Hal itu diungkapkan Mantan Ketua Bawaslu Deliserdang, M. Ali Sitorus, S. Ag, Rabu (22/5). Dia menanggapi pelantikan sejumlah oknum PPK yang diduga bermasalah saat menjabat di Pemilu 2024 kembali dilantik oleh KPU Deliserdang, pada Kamis (16/5). Serta Panwascam
yang juga diduga bermasalah dipertahankan kembali dan akan dilantik pada Jumat (24/5).
“Ya, nanti segera kita laporkan ini, baik itu KPU dan Bawaslu ke DKPP. Supaya bersih penyelenggara pemilu ini dan yang baik-baik saja yang duduk (menjabat),” kata Ali Sitorus.
Awalnya Ali Sitorus, menyayangkan sikap KPU Deliserdang yang tetap melantik orang-orang yang bermasalah saat menjabat PPK. Soalnya Ali saat itu menjadi salah satu saksi Partai pada perhitungan suara di KPU Deliserdang dan ketika itu dia meminta melakukan peyandingan data Plano C hasil dengan D hasil yang dimiliki saksi Partai Politik (Parpol), KPU dan Bawaslu untuk Kecamatan Delitua dan hasilnya terbukti adanya pergeseran suara dari salah satu Calon Legislatif (Caleg) ke Caleg lain sesama Partai.
“Tidak habis pikir saya, kenapa bisa sudah kita ketahui bersama, tidak terbantahkan lagi, fakta dilapangan saat rekapitulasi di Kabupaten beberapa oknum PPK yang terpilih sekarang ini adalah oknum-oknum yang melakukan kecurangan pada saat Pemilu 2024 kemarin dan ini juga terpilih lagi untuk PPK Pemilihan Kepala Daerah, kita sangat sayangkan,” tegas Ali.
Oknum PPK yang dilantik kembali diduga terlibat penggelembungan suara atau perpindahan suara untuk menguntungkan salah satu Caleg seperti di Kecamatan Tanjung Morawa inisial W dan inisial H, di Kecamatan Delitua inisial B, A dan F, di Kecamatan Patumbak inisial M, di Kecamatan Kutalimbaru inisial Y dan inisial L. Sedangkan di Kecamatan Lubukpakam inisial T, videonya mengembalikan uang telah beredar.

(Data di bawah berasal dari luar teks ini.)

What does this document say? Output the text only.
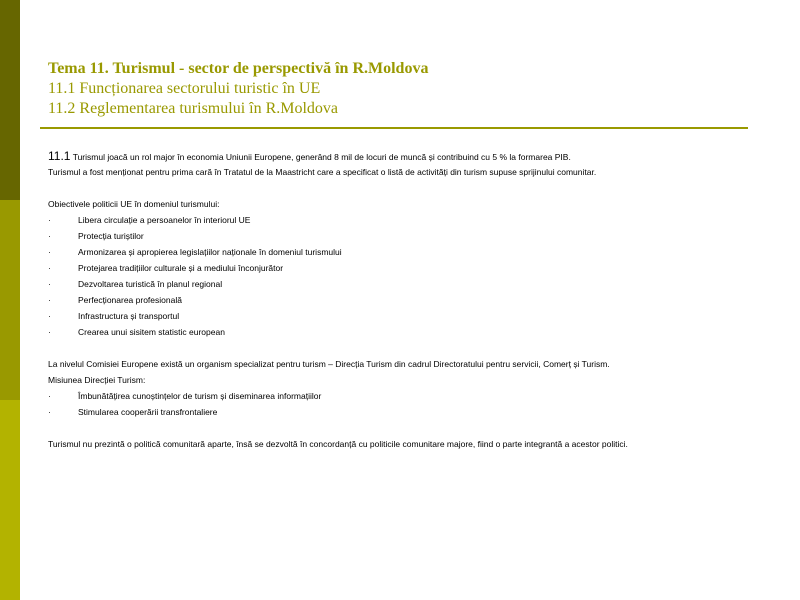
Tema 11. Turismul - sector de perspectivă în R.Moldova
11.1 Funcționarea sectorului turistic în UE
11.2 Reglementarea turismului în R.Moldova
11.1 Turismul joacă un rol major în economia Uniunii Europene, generând 8 mil de locuri de muncă și contribuind cu 5 % la formarea PIB.
Turismul a fost menționat pentru prima cară în Tratatul de la Maastricht care a specificat o listă de activități din turism supuse sprijinului comunitar.
Obiectivele politicii UE în domeniul turismului:
·	Libera circulație a persoanelor în interiorul UE
·	Protecția turiștilor
·	Armonizarea și apropierea legislațiilor naționale în domeniul turismului
·	Protejarea tradițiilor culturale și a mediului înconjurător
·	Dezvoltarea turistică în planul regional
·	Perfecționarea profesională
·	Infrastructura și transportul
·	Crearea unui sisitem statistic european
La nivelul Comisiei Europene există un organism specializat pentru turism – Direcția Turism din cadrul Directoratului pentru servicii, Comerț și Turism.
Misiunea Direcției Turism:
·	Îmbunătățirea cunoștințelor de turism și diseminarea informațiilor
·	Stimularea cooperării transfrontaliere
Turismul nu prezintă o politică comunitară aparte, însă se dezvoltă în concordanță cu politicile comunitare majore, fiind o parte integrantă a acestor politici.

Tidak hanya KPU Deliserdang, hal yang sama juga disayangkan Ali Sitorus kepada Komisioner Bawaslu Deliserdang yang tetap mempertahankan Panwascam seperti di Kecamatan Delitua, Tanjung Morawa dan beberapa kecamatan yang memang tidak memiliki integritas.
“Begitu juga kita sayangkan ke Bawaslu, lembaga yang dulu pernah kami disana, menjaganya, merawatnya. Teryata dirusak oknum-oknum dengan dipilihnya lagi Panwaslu Kecamatan yang sudah jelas-jelas tidak punya integritas,” ungkap Ali.
Ali Sitorus mengaku, bahwa persoalan ini sebelumnya sudah dilaporkannya ke Bawaslu Deliserdang hanya saja laporannya tidak dilanjuti oleh Bawaslu. “(Untuk itu), biar ini menjadi pembelajaran, untuk pemilu-pemilu kedepannya. Jadi tidak ada lagi PPK ataupun Panwaslu bermain-main melakukan kecurangan-kecurangan, kita ambil langkah melaporkan ke DKPP,” akunya.
Ali Sitorus pun sempat menyinggung, alasan-alasan klasik dengan menyebut salah input dan alasan itu Ali mengaku malu mendengarnya. “Saya malu mendengar kata-kata salah input. Kalau salah input itupun satu, ini ada ribuan, bisa-bisanya dibilang salah input. Dan malunya lagi saya, diaminkan oleh KPU dan Bawaslu kata-kata salah input ini,” ujarnya.